Do you know CPR ? (catch and proper release )
Wild populations of brown trout reproduce in the Smith River but are not stocked. Practicing catch and release on the brown trout will increase this productivity of the fishery for everyone and eventually lead to consistently bigger fish and even trophy fish. Continuing to take or kill brown trout on the Smith will only continue the decline in the average size of the trout.
a "stockie" rainbow
In some trout streams, like the Smith River, Rainbow trout are stocked by the VDGIF as “put and take” fish. These hatchery fish rarely survive one full season so catching and removing these fish for food is an acceptable practice.
4 STEPS to help your Fish Survive
- If possible, don’t handle the fish. When you handle the fish you disturb the protective slime coating and the fish can develop a fungus which eventually causes death. Do not touch a fish with a dry hand. Leave fish in the water and reach down to release the hook from it’s mouth and allow it to swim away untouched. Small pliers or forceps help facilitate hook removal.
- Handle the fish gently. Turn the fish on its side in your hand near the water, where it will become immobile. Do not squeeze the fish, this will damage its delicate internal organs.
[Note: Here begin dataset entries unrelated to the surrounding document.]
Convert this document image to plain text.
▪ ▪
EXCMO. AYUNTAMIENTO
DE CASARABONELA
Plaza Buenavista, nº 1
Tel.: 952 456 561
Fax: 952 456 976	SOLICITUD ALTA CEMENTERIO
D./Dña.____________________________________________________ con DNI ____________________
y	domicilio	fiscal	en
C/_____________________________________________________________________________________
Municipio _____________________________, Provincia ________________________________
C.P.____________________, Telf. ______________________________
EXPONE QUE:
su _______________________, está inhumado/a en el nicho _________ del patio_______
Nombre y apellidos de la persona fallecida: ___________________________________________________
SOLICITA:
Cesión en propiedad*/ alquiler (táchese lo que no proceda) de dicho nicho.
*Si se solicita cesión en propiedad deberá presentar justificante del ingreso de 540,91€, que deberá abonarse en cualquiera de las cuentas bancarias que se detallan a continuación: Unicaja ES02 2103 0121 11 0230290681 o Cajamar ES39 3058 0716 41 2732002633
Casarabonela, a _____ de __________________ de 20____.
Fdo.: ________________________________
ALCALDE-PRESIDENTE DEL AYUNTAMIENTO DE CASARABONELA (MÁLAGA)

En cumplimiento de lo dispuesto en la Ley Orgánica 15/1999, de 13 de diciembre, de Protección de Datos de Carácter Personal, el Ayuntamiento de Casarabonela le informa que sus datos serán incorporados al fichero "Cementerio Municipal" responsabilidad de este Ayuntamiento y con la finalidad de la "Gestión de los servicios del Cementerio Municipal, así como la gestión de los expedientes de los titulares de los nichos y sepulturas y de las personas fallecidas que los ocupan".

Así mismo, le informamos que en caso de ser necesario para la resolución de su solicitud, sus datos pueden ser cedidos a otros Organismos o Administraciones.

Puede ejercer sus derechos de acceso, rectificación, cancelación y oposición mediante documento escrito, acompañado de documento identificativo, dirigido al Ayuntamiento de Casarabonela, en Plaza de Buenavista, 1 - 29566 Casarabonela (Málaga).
After the fish is on its side, remove the hook and release the fish easily without a struggle.
- Do not put your fingers into the gills to hold the fish. The fish can survive if it begins to bleed slightly from the gills, but will not survive with major gill damage.
- Revive the fish completely before releasing it. The fish is exhausted from the fight and will not survive without water flowing across it’s gills. Hold the fish upright in the water, in a gentle flow can get its gills working and recover oxygen from the water. In still water hold the fish gently and glide it back and forth in the water so the water flows through the gills, providing oxygen to the fish.